Plain Bayes

Plain Bayes is a simple but powerful predictive modeling algorithm.

The model consists of two types of probabilities that can be calculated directly from your training data:

  1. The probability of each category;

  2. Conditional probabilities for each class given each x-value.

    Once computed, the probability model can be used to make predictions about new data using Bayes’ Theorem. When the data is real-valued, a Gaussian distribution (bell curve) is usually assumed so that these probabilities can be easily estimated.


Plain Bayes is called plain because it assumes that each input variable is independent. This is a strong assumption that is unrealistic for real data, however, the technique is very effective in dealing with a large number of complex problems.

K-Nearest Neighbor (KNN)

The KNN algorithm is very simple and very effective.The model representation of KNN is the entire training dataset.

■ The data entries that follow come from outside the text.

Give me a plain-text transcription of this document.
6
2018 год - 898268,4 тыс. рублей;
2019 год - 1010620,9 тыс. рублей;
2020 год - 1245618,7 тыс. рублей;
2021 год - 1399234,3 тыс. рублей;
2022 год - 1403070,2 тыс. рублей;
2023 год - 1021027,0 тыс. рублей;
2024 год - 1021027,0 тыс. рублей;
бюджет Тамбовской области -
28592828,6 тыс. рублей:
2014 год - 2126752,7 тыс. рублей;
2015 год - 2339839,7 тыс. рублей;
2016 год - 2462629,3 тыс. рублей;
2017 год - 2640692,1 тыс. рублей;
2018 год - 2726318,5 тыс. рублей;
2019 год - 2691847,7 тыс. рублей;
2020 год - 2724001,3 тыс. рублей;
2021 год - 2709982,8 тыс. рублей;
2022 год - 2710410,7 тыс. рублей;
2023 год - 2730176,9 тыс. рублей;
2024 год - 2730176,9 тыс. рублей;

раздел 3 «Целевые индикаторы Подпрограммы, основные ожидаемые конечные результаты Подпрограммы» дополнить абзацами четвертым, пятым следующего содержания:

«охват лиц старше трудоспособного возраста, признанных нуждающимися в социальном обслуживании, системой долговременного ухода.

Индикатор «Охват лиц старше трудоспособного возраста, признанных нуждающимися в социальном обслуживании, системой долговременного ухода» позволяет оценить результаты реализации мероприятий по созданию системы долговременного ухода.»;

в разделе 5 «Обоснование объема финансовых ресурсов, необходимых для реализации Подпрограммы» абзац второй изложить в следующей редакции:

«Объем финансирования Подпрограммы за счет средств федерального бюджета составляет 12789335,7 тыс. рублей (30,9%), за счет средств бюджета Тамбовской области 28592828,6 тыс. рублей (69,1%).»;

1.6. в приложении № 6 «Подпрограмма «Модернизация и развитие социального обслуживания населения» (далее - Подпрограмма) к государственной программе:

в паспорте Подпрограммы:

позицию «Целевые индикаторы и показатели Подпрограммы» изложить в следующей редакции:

Predictions are made for new data points by searching for the K most similar instances (neighbors) in the entire training set and aggregating the output variables of these K instances.

For regression problems, this might be the average output variable, and for classification problems, this might be the mode (or most common) class value.


The trick is to determine the similarity between the data instances.

KNNs may require a large amount of memory or space to store all the data, but perform the computation (or learning) in time only when a prediction is needed. This period allows you to update and manage training instances over time to maintain prediction accuracy.